In AAV-Atlas, the MLCA process is executed using the maxLikelihoodGenotyper and maxLikelihoodPlacer modules.

Example Usage in AAV-Atlas

The genotyping process in AAV-Atlas can be initiated through the command-line interface. Below is an example of using the MLCA genotyping module for AAV sequences:

GLUE> module aavMaxLikelihoodGenotyper genotype file -f example/test-seqs.fasta

This command processes the sequences in the specified FASTA file and outputs the assigned species and serotype clades for each sequence:

+===========+===================+====================+
| queryName | speciesFinalClade | serotypeFinalClade |
+===========+===================+====================+
| AX344105  | AL_Primate1       | AL_AAV2            |
| AX496953  | AL_Primate1       | AL_AAV2            |
| AX703462  | AL_Primate1       | AL_AAV2            |
| AX720902  | AL_Primate1       | AL_AAV2            |
| AX925291  | AL_Primate1       | AL_AAV2            |
| AX925550  | AL_Primate1       | AL_AAV2            |
| BD293519  | AL_Primate1       | AL_AAV2            |
| HV955994  | AL_Primate1       | AL_AAV2            |
| HZ796968  | AL_Primate1       | AL_AAV2            |
| LQ396120  | AL_Primate1       | AL_AAV2            |
| MP863866  | AL_Primate1       | AL_AAV2            |
| OF065946  | AL_Primate1       | AL_AAV2            |
| PC321937  | AL_Primate1       | AL_AAV2            |
| PE178192  | AL_Primate1       | AL_AAV2            |
| PF056792  | AL_Primate1       | AL_AAV2            |
| V01457    | AL_Primate1       | AL_AAV2            |
+===========+===================+====================+

In this example, each AAV sequence is assigned to the Primate1 species clade and the AAV2 serotype clade.

The MLCA Algorithm

MLCA operates through three primary stages: alignment, placement, and neighbor-weighting. Each stage is critical for accurately assigning query sequences to predefined clades.

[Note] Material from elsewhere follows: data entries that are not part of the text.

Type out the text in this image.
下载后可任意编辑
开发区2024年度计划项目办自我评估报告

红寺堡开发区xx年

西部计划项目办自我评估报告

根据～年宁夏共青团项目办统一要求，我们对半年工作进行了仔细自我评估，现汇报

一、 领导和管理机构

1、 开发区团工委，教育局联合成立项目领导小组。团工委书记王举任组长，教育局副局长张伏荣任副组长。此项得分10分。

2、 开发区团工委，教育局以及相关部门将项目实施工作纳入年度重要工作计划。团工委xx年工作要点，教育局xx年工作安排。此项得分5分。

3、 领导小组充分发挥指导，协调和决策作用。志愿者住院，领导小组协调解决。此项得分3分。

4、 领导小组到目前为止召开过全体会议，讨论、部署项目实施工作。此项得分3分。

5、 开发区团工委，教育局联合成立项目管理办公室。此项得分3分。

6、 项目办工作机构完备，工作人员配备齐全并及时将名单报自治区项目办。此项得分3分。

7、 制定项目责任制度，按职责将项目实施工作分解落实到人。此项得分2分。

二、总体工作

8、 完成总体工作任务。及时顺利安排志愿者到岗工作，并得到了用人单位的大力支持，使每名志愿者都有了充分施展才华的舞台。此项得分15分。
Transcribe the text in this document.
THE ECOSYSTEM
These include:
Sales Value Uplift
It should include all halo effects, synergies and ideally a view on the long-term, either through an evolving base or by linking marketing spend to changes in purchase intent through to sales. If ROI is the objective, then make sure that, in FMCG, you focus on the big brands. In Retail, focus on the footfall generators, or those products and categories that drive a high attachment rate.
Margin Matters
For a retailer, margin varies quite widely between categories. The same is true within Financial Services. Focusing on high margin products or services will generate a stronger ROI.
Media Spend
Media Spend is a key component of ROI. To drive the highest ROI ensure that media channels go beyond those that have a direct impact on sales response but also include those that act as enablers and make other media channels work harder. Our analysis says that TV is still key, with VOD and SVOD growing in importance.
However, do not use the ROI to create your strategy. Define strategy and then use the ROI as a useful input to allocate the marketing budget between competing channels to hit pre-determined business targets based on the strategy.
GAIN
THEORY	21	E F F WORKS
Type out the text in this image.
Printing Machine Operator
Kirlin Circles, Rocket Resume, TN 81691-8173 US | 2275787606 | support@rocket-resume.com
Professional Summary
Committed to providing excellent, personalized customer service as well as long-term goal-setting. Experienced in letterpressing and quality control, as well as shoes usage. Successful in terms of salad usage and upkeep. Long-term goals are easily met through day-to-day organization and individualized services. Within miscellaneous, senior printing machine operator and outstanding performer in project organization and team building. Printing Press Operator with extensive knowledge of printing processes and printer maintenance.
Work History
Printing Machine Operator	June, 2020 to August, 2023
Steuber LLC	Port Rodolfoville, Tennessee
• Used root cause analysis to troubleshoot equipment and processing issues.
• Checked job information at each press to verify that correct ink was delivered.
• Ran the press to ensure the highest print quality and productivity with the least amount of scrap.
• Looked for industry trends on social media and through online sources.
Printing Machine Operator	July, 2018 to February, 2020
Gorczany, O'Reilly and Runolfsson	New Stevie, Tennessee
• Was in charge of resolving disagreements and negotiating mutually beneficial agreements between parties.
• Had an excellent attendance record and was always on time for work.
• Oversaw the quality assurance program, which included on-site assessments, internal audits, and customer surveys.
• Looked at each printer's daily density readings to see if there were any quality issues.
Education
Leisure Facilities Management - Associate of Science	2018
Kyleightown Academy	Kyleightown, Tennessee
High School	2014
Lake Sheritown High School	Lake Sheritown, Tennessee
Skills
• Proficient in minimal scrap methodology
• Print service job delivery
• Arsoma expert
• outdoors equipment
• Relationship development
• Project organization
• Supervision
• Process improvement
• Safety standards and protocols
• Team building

  1. Alignment Stage: Query sequences are aligned against a curated set of reference AAV sequences. The alignment uses the MAFFT software with the --add and --keeplength options, ensuring query sequences integrate into the existing alignment without modifying the reference structure. This isolated alignment process prevents alterations to the primary alignment, preserving data integrity.

  2. Placement Stage: The extended alignment is analyzed in conjunction with a fixed reference tree. RAxML's EPA subsystem places each query sequence onto the reference tree at positions maximizing the likelihood of the overall structure. The algorithm retains a subset of high-likelihood placements for further evaluation.

  3. Neighbor-Weighting Stage: This final stage computes the evolutionary distances between query sequences and the closest reference sequences, assessing the likelihood of each placement. Sequences are assigned to species and serotype clades based on proximity to reference sequences, with placements weighted by evolutionary distance. If the calculated weight exceeds a threshold, the query is assigned to the corresponding clade.

Advantages of MLCA in AAV-Atlas

The integration of MLCA into AAV-Atlas provides a scalable and efficient tool for AAV genotyping. By leveraging RAxML's EPA feature and the structured MLCA workflow, the process delivers:

  • High accuracy in species and serotype identification.
  • Computational efficiency, minimizing the need for repeated full phylogenetic tree construction.
  • Applicability to large-scale sequence datasets.